The relationship between the I and the me is not as straightforward as Mead makes out. He gives the impression that the I emerges into the present moment from the context of previous me’s, constituted by past events and relationships, and the relationships continuing into the same present moment; that this I is undetermined and in a position to be creative and introduce novelty. My impression is that this is not normally the case; that the I is, more often than not, determined by the present context, what the existentialists would call inauthentic existence. The I in fact is not an I but is subsumed into the me. The person is carried along by the tide of events and relationships accepting the me imposed by the generalised other. In order for the creative I to emerge a space needs to be created between it and the present me. This is usually generated by a crisis, or some crucial event which distances the I, forcing it to examine the present situation, which causes it to stand back, to put things into perspective.

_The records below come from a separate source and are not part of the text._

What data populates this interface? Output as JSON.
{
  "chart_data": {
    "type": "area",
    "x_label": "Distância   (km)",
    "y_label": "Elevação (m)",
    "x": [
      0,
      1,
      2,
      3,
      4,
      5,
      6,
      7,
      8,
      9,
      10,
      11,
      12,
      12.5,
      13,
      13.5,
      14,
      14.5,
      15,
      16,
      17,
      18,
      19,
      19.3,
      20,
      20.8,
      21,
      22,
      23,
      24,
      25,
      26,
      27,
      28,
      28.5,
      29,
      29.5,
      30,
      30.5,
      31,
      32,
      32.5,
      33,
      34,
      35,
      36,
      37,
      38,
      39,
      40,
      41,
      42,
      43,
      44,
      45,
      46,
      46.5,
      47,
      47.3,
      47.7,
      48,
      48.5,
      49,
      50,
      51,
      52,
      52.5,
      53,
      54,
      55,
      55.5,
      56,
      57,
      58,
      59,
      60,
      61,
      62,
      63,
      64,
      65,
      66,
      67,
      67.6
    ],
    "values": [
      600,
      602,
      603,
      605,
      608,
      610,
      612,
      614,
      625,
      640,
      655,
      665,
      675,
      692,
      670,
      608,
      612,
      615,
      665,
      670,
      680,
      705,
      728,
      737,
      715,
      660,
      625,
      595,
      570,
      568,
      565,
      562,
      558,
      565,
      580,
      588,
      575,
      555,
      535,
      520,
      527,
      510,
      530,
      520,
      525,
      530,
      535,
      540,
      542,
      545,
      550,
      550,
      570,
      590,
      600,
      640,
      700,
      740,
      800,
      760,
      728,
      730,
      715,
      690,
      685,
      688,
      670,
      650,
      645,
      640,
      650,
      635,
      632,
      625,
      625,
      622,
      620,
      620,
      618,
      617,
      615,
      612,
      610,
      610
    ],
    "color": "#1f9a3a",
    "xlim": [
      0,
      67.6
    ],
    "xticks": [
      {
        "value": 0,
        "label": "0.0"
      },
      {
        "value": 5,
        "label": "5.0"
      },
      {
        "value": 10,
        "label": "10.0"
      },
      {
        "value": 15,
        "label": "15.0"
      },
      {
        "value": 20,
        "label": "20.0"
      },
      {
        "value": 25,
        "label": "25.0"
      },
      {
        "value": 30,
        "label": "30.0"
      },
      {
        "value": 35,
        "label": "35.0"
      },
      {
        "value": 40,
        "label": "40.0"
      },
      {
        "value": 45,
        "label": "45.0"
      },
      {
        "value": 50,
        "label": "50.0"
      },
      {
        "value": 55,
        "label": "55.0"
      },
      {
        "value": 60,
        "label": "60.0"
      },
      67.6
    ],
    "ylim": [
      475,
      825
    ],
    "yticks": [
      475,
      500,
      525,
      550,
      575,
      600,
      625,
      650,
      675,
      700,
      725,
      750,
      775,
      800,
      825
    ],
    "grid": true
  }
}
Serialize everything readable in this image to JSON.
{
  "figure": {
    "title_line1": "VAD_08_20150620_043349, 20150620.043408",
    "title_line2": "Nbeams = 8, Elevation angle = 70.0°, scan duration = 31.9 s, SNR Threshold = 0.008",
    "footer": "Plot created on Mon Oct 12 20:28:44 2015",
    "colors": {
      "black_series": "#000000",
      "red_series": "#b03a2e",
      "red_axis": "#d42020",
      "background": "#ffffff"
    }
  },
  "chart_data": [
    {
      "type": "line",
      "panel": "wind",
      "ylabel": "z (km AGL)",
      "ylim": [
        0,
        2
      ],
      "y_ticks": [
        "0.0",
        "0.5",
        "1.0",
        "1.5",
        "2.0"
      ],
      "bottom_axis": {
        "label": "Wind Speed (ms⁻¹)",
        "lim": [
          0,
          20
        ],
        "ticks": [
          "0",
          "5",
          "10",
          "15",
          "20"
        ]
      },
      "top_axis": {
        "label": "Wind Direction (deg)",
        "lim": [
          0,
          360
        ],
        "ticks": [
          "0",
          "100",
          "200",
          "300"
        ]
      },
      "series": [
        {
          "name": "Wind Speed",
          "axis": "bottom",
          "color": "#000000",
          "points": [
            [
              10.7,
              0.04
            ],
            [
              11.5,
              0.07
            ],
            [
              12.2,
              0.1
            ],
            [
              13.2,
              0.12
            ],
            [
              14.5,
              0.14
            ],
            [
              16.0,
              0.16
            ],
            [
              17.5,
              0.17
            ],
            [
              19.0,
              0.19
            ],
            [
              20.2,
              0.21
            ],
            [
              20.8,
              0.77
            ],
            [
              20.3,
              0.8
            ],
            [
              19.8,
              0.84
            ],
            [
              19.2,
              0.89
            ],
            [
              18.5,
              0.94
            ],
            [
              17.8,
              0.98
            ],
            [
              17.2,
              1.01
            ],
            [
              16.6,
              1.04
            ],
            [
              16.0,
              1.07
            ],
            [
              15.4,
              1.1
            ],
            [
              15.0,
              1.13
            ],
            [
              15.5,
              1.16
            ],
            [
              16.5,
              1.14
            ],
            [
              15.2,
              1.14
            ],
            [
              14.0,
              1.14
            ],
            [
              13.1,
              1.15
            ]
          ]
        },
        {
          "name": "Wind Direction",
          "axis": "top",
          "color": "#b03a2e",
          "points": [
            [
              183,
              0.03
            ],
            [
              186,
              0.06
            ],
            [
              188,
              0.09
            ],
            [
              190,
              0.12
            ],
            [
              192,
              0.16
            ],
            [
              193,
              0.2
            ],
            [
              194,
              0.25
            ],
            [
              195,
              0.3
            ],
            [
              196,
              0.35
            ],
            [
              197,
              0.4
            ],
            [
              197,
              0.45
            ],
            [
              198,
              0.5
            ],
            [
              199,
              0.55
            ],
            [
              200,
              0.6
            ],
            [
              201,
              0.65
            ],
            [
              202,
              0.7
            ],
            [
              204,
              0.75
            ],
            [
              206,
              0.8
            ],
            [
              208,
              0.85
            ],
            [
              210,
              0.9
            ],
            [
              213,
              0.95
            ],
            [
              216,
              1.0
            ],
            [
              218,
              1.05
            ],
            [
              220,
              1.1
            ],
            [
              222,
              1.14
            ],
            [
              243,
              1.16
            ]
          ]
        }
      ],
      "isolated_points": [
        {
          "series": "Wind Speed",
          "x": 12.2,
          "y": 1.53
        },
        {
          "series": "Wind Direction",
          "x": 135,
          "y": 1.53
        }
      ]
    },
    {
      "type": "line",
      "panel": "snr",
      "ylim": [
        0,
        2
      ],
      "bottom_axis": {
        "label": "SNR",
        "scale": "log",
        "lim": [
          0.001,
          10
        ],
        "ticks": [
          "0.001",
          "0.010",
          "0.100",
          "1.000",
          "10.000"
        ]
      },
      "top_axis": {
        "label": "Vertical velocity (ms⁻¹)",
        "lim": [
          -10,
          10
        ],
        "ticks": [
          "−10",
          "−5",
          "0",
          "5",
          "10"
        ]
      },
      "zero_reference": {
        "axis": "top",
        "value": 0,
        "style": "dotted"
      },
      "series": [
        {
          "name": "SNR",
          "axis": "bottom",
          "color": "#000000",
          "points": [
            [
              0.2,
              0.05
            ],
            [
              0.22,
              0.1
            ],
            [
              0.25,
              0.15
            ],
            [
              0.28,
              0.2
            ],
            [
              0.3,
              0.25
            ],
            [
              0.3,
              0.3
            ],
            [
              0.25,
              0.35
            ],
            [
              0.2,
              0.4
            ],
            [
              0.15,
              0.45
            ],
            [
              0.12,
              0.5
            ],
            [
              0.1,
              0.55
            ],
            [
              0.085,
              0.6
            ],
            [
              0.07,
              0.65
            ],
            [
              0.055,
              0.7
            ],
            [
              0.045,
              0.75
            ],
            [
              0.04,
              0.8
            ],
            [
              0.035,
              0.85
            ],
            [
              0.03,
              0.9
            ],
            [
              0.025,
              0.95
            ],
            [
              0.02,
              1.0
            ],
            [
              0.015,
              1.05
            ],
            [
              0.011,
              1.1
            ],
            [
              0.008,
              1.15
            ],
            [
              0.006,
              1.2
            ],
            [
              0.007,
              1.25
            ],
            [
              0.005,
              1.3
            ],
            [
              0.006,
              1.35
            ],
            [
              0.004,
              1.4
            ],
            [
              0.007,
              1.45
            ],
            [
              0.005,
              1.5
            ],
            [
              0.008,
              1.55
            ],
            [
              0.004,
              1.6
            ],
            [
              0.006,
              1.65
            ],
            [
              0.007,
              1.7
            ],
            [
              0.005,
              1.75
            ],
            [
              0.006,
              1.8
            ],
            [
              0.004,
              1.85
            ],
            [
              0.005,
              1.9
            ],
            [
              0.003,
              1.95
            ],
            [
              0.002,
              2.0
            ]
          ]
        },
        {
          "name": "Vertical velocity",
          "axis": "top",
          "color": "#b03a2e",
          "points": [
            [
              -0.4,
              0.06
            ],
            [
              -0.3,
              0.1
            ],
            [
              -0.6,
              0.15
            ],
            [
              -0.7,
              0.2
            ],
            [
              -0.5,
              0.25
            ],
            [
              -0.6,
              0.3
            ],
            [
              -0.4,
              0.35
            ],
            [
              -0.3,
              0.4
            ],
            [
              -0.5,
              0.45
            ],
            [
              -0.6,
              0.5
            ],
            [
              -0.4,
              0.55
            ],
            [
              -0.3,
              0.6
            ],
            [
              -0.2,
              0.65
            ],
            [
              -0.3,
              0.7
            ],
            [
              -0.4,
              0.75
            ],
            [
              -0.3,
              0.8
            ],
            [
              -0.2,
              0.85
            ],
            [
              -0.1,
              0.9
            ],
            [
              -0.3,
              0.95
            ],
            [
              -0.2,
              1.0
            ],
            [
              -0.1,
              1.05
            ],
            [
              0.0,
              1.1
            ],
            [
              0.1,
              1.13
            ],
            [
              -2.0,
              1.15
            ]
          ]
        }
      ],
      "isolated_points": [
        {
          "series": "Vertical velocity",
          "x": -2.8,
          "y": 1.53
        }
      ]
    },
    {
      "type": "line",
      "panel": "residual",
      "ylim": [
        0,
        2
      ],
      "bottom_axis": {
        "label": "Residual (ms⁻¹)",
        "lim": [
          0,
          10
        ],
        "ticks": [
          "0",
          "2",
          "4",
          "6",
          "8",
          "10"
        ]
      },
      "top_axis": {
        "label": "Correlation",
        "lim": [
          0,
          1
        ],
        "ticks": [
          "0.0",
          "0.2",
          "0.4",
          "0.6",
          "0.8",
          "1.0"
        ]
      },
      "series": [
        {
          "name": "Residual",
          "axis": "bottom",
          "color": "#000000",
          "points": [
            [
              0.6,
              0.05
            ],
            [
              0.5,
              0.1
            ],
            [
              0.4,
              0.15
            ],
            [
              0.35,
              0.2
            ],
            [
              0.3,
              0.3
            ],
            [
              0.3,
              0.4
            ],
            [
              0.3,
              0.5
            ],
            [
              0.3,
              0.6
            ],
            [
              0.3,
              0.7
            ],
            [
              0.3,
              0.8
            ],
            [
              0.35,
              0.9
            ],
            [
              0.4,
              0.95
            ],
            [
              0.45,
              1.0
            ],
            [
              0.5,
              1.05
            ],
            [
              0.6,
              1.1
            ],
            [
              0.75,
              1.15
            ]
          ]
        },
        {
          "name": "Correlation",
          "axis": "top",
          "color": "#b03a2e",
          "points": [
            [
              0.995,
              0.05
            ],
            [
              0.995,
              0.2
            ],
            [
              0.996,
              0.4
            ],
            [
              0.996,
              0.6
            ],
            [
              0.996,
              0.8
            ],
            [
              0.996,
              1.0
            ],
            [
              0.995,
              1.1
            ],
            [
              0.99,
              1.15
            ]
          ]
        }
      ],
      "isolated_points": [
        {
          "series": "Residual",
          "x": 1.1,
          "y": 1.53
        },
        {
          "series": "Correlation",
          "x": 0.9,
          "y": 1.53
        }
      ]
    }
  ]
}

Even then the I may not be in a position to be creative and innovative. It may be too constrained by the pressures and relationships of the moment, it may lack the imaginative resources to break free. Mead fails to take into account the energy generated by these surrounding events and the corresponding inner strength required to abstract from them. This inner strength needs a foundation, a base, a fulcrum from which it can exert itself. This may be a supportive relationship, it may an awareness that one’s being is rooted in Being. One of the advantages of meditation is that it does create this distance. It allows one to see how ephemeral are the shifting events and relationships. It brings into awareness the inner still point, the unmoving (and unchanging?) centre. I am reminded of the Chhandogya Upanishad:
In this body, in this town of Spirit,
there is a little house shaped like a lotus,
and in that house there is a little space.
One should know what is there…
What lies in that space does not decay when the body decays,
nor does it fall when the body falls.
That space is the home of Spirit.
Every desire is there.
Self is there, beyond decay and death.